My message is simple: healing is a human right. And no government, no industry, no lobby, and no outdated doctrine should stand between people and the natural tools that help them reclaim their lives. You don’t have to accept my path. You only have to acknowledge that adults deserve the freedom to choose theirs.
That’s not rebellion. That’s justice.
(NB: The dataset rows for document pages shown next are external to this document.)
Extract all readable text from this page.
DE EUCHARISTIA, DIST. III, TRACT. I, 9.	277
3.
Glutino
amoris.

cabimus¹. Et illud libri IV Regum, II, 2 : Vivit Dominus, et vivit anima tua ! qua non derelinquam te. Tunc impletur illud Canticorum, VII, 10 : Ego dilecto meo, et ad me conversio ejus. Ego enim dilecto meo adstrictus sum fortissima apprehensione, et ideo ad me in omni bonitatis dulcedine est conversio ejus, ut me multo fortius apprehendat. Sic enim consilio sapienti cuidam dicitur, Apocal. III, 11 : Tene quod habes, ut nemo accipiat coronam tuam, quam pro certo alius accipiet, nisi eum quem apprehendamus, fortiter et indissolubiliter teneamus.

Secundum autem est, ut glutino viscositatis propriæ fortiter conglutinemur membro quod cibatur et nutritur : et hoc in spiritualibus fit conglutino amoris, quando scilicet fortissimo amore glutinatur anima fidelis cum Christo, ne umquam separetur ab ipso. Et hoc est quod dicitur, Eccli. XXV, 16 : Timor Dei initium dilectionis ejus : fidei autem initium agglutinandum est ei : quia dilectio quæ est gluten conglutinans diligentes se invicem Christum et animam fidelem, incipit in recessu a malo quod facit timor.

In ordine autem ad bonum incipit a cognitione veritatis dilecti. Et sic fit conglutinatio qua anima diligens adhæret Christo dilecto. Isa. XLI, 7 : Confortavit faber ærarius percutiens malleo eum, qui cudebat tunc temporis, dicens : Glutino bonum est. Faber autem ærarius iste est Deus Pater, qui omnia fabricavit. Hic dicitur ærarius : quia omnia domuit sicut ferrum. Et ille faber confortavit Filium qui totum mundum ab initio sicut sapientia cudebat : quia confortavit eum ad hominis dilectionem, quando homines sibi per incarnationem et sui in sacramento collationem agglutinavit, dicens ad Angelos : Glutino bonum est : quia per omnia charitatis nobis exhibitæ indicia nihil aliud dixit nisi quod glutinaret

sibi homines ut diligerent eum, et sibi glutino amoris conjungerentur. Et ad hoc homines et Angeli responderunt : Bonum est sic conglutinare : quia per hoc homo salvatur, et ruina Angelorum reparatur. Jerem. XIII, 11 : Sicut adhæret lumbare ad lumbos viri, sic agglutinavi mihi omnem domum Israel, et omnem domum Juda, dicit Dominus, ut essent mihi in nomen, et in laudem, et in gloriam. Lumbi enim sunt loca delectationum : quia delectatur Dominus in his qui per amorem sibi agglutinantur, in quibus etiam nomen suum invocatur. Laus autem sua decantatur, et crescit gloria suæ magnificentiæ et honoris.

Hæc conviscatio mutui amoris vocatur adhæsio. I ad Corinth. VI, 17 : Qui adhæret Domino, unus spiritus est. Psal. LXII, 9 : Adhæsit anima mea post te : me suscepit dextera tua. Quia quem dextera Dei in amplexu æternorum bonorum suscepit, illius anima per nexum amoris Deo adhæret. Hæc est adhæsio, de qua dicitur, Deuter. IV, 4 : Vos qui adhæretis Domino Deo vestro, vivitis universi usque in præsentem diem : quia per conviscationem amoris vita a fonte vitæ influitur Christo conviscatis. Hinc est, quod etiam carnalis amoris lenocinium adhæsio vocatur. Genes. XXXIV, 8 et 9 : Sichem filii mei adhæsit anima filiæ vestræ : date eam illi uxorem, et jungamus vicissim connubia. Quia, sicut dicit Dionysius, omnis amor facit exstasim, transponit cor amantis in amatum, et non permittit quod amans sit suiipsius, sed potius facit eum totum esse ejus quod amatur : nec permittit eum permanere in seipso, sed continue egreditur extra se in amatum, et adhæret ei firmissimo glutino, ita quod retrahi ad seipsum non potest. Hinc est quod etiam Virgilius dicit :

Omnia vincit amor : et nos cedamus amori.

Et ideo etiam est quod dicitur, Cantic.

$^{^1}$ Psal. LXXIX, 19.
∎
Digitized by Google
And justice starts with telling the truth.
A Psychedelic Caution Spoken in the Voice of Old Midnight
In the deadman's hour, beneath a bruised and heavy moon,
I wandered toward the bottle—that lawful chalice of ruin.
Its amber glow beckoned like a carnival of lies,
Promising warmth, whispering comfort,
Masking the rot behind its civilized disguise.
Yet as I drank, the room grew long and shadow-thin.
The walls recoiled, and faces I had buried clawed their way in.
Spirits of my making—fermented, sanctioned—rose with a grin.
They chanted laws written by trembling hands,
Laws that praised the poison while shunning the plant
That dares to heal from within.
Then—from the corner where moonlight faltered—a green flame burned.
A presence stepped forth, neither demon nor angel,
But something older.
"I am the Root," it breathed,
"The ancient memory your ancestors revered.
You fear me because I unveil you,
For I strip illusion, reveal the fractures,
The wounds hidden behind laughter,
The truths you drown in distilled ghosts."
And I—with trembling spine—dared inhale its emerald breath.
The world split open like a cathedral of mirrors.
Each reflection showed the monster I had fed,
The pain I had inflicted upon myself,
The loneliness carved by a thousand thoughtless sips.
No escape.
"Face it," the Root commanded.
"Shadow work is the toll for healing.")
"Walk through what you fear—or die worshipping the bottle
That slowly steals your life, your mind,
And calls it legal."
I staggered forward—down a tunnel of smoke and starlight—
Where visions twisted like vines seeking water.
I saw futures where healing grew freely,
Where adults chose the sacred with respect,
Where children were kept safe by wisdom, not stigma,
And where the plant stood not as a toy or rebellion,
But as a guide.
When dawn broke, the Root dimmed with the mist,
Leaving only a final whisper:
"The door to healing stands open—but only
To those who stop gripping the poison
And dare to step through with clear and sacred intent."